Staatliche Akademie der Bildenden Künste Karlsruhe
Datum
Ort
Vortragssaal Reinhold-Frank-Str.81 / Vordergebäude

Werkvortrag im Rahmen der Riemschneider-Kuratorenreihe von Johan Holten

Nevin Aladağ

Johan Holten, der neue Leiter der Kunsthalle Mannheim, wurde vom Kollegium der Professorinnen und Professoren der Staatlichen Akademie der Bildenden Künste Karlsruhe zum Verantwortlichen der Kuratoren-Reihe der Riemschneider-Stiftung 2019/20 benannt. In der Riemschneider –Kuratorenreihe 2019/20 erläutert Johan Holten, wie man eine Institution wie die Kunsthalle Mannheim von innen umbauen muss, damit sie auch in Zukunft ein relevanter Ort in einer multikulturellen Stadt sein kann. Zu diesem Leitthema lädt er Künstlerinnen und Künstler ein.

Am Donnerstag, 30. Januar, um 19 hat Johan Holten als erste Künstlerin die gebürtige Türkin Nevin Aladağ zu Gast. Die Künstlerin fragt nach Gesten und Codes, die hintergründig in einem sozialen Raumgefüge eingeschrieben sind, neben der vordergründigen, physisch-manifesten Eigenschaft eines Raums. Im Fokus stehen Fragen nach Kulturtransfers sowie Identität als fluides Konzept. Mit skulptural-performativen Mitteln erzeugt sie Klänge, die als Rohmaterial rhythmisch-experimenteller Kompositionen dienen.

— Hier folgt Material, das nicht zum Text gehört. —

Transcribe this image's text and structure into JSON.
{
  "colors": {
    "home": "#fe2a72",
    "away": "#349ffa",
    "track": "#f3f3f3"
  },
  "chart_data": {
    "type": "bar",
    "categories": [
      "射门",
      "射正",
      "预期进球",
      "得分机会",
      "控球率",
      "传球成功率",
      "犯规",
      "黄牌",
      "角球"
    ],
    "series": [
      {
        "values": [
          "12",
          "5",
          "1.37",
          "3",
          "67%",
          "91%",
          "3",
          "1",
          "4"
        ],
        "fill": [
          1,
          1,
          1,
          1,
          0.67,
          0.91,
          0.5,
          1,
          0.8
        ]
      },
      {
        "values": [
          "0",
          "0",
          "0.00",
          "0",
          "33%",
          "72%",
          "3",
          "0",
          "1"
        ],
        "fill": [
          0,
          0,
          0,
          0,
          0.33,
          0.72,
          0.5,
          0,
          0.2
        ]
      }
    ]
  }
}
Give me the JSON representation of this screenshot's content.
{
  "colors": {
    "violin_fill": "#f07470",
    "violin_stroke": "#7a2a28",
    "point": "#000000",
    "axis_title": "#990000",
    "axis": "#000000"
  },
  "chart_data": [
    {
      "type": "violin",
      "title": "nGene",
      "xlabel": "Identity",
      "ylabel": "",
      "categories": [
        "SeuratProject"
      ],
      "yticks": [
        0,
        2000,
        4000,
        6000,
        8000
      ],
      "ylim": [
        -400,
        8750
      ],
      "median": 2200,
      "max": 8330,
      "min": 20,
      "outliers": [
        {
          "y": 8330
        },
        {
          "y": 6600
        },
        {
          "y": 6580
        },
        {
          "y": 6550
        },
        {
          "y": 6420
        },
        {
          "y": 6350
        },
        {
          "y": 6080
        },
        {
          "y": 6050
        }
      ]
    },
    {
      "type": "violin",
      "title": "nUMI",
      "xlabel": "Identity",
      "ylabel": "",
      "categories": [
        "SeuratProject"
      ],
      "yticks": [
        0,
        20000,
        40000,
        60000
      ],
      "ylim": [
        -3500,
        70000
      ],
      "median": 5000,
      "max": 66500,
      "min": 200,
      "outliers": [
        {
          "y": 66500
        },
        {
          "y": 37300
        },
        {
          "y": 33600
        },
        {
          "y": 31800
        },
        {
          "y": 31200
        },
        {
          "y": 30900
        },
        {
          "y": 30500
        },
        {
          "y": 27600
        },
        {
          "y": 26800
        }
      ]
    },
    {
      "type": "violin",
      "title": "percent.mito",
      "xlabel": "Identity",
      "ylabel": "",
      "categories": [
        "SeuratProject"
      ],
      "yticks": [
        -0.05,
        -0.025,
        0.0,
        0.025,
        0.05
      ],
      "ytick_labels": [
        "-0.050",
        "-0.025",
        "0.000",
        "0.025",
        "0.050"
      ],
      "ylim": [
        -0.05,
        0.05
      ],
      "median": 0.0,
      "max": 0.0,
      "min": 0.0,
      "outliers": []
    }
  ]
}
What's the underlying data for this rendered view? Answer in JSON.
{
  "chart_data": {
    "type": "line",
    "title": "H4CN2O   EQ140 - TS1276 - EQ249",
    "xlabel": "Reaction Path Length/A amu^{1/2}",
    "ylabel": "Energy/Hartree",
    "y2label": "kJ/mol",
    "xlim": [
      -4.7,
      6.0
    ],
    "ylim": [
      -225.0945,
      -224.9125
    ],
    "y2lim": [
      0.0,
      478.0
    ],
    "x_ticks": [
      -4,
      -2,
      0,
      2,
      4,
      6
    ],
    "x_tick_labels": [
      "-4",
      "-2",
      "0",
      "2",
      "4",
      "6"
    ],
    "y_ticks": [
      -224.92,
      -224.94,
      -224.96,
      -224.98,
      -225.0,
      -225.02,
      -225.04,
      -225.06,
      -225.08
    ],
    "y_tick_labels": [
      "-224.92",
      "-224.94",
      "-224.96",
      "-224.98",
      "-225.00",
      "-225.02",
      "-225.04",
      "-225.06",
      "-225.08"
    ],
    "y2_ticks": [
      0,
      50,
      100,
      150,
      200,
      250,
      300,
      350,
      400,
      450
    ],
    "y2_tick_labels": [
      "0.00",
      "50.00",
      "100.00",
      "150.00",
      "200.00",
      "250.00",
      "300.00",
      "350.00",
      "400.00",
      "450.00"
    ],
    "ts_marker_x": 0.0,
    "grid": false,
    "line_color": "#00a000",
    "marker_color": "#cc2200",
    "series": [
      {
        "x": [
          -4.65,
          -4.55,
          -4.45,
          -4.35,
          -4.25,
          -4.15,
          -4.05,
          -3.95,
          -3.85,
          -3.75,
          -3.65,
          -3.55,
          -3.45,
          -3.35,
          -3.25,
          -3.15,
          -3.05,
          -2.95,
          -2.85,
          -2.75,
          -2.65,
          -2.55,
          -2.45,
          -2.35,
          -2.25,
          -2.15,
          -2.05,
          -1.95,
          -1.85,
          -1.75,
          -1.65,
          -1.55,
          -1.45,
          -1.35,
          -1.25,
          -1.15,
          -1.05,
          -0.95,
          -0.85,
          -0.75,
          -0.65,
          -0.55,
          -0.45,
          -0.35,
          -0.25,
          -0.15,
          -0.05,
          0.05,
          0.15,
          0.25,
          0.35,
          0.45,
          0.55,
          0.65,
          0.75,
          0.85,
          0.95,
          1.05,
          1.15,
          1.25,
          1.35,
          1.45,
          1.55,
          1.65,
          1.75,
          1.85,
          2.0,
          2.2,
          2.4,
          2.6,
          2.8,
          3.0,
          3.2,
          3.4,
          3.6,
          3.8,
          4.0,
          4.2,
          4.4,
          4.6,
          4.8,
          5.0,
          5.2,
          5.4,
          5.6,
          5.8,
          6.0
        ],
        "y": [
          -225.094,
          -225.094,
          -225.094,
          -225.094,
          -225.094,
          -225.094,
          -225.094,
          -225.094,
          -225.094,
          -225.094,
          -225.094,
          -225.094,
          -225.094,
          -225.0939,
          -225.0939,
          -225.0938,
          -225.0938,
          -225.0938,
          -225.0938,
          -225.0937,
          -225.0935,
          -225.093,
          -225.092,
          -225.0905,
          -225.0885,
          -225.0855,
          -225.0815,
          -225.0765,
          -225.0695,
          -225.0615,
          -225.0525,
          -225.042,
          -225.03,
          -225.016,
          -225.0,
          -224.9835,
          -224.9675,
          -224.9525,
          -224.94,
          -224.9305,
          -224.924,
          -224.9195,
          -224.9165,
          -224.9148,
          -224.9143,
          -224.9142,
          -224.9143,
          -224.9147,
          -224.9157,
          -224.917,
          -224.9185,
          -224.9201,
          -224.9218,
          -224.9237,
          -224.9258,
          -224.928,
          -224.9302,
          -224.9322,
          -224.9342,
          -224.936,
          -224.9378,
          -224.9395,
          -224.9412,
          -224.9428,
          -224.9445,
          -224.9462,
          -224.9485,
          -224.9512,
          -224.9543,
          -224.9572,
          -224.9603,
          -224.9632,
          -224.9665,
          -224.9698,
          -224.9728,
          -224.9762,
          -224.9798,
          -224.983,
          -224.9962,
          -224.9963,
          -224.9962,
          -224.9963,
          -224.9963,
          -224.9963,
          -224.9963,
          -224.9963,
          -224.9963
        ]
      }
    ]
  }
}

Nevin Aladağ (geb.1972, Van/Türkei) studierte Bildhauerei an der Akademie der Bildenden Künste München. Seit 2002 lebt und arbeitet sie in Berlin. Für ihre Installationen, Filme und Performances erhielt sie internationale Aufmerksamkeit. Unter anderem nahm sie an der documenta 14 (2017), der 57. Venedig Biennale (2017), der Sharjah Biennale (2013), der 11. Istanbul Biennale (2009), der 8.Taipei Biennale (2008), sowie der XIV Biennale Internazionale di Scultura, Carrara (2010) teil.

Nevin Aladağ bietet am Folgetag für die Studierenden der Kunstakademie Karlsruhe Atelierbesuche an.

Einen regelmäßigen Austausch zwischen Studierenden, Künstlern und Kuratoren anzuregen und noch stärker in der Lehre zu verankern, war die Idee des Projekts, das der Staatlichen Akademie der Bildenden Künste Karlsruhe dankenswerterweise seit 2012 durch die Riemschneider-Stiftung ermöglicht wird.

Die Riemschneider-Stiftung, die von Ingrid Riemschneider, der 2010 verstorbenen Witwe des kunstinteressierten Karlsruher Radiologen Harm-Helmut Riemschneider, 2006 eingerichtet wurde, lässt ihre Erträge u.a. der Kunst und der Förderung Kunstschaffender auch im Bereich Bildender Kunst zukommen.